Kamarea Simpson is leaving for Fort Knox, Ky. later this month to complete her training for Army Reserve Officer Training Corps.
Simpson is one of 14 students from Grambling State University’s Army Reserve Officer Training Corps program going to Fort Knox to finish their last phase of training before becoming officers in the United States Army.
Simpson says she joined the ROTC to do great things for God and country as an officer and has trained her body and mind for the transition to being in the Army as a full-time soldier.
“I have done physical training as well as going over various text tactics such as raid, ambush, movement to contact,” Simpson said.
According to Cadet Command’s website, the goal of advanced camp is to help RTOC students become better equipped mentally, physically and academically through the standards of the United States Army before becoming officers.
“I want to be an officer in the United States Army,” Simpson said.
“I felt that it would also be a good opportunity for me to return back to school and complete my bachelor’s degree with a career.”
Military science instructors from across the country consider advanced camp to be the most meaningful event in the program in regards to evaluation and training. It is designed to be complicated, demanding and backbreaking within an intense atmosphere.
Once these students are settled within Fort Knox, they get briefed about what the next 38 days are going to look like as well as what is expected of them.
“You will go under various training such as day land navigation, night land navigation and have a physical fitness test,” Simpson said. “You will experience the gas chamber, team building exercises and events you will conduct field training exercises, and be exposed to all seventeen branches of the military.”
The experience Fort Knox offers is not easy for these students.
“I am nervous,” Simpson said. “I do not truly know what to expect.

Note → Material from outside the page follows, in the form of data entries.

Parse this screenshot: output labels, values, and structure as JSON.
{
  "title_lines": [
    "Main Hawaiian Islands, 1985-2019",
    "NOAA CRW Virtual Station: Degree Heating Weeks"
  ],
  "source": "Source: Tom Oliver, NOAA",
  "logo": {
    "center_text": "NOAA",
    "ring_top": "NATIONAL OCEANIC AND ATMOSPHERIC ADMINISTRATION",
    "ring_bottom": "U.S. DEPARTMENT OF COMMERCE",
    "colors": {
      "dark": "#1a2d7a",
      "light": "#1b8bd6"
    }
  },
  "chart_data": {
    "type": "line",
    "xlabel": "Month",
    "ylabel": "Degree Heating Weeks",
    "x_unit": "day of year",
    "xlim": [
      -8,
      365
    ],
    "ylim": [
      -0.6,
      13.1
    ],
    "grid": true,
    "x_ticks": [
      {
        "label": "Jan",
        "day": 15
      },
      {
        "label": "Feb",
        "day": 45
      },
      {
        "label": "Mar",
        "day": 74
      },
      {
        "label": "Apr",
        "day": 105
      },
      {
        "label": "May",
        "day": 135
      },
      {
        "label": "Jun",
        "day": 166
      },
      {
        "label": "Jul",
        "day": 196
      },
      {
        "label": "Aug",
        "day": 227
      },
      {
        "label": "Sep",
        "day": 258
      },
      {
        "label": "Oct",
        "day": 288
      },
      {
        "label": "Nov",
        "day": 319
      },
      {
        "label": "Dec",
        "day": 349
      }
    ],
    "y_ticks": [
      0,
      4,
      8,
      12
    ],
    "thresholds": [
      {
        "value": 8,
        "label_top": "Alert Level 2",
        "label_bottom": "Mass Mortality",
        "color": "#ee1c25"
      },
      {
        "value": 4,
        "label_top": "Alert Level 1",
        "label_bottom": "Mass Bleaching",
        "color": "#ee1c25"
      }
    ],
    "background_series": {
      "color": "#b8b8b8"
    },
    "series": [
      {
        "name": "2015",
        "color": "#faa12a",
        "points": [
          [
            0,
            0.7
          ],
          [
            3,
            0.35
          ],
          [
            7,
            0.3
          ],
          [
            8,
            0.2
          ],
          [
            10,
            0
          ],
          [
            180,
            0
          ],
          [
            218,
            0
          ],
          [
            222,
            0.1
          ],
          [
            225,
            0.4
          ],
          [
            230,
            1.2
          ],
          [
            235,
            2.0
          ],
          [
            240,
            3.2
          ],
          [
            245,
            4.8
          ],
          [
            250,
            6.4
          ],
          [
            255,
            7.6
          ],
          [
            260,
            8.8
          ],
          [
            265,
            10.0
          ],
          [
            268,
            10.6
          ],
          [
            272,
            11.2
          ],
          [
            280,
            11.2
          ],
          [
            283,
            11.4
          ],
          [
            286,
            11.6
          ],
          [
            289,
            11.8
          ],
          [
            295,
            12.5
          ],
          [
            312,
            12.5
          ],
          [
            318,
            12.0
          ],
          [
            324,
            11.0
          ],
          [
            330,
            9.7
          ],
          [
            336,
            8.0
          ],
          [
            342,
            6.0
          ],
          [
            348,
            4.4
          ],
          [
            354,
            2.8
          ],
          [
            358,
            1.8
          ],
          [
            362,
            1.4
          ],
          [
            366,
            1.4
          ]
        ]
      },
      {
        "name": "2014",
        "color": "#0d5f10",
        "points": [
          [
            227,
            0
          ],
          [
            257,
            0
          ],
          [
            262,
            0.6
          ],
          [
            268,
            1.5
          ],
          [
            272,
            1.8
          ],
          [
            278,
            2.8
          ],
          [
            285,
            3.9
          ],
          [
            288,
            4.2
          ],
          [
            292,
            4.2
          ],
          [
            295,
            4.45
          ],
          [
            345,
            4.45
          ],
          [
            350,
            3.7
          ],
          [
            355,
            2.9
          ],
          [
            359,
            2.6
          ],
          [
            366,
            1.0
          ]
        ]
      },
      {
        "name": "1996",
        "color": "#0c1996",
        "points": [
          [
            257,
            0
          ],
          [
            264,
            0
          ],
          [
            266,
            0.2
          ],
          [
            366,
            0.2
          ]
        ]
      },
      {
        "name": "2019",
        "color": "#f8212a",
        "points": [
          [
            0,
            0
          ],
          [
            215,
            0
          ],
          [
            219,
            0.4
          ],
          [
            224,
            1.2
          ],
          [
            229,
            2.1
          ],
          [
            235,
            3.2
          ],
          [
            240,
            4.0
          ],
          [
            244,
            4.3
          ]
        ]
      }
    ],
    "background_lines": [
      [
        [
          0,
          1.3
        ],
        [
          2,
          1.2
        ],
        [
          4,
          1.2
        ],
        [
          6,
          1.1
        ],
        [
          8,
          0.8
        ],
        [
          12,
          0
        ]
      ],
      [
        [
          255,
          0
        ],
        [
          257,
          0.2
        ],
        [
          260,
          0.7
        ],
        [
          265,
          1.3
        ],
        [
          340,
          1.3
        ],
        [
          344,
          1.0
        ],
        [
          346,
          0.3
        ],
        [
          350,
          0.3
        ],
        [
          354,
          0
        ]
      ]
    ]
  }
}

You see a skeleton telling you activities that you would do throughout the day but that does not prepare you for the actual physical part of being there and going through the activities.”
By the time Simpson and other students in the program reach the final week of camp, they get evaluated individually by an officer where they learn what opportunities awaits them from what their senior year in the program is going to look like to finally graduated as second lieutenants.
“I definitely encourage those that may be interested in a military career to come in and see what the program has to offer and how it can benefit them.” Simpson said. “They may find out that the military may not be for them or they may find that they love it. They may learn things about themselves that they did not know before joining.”
Simpson is a rising senior at Grambling State University majoring in Criminal Justice.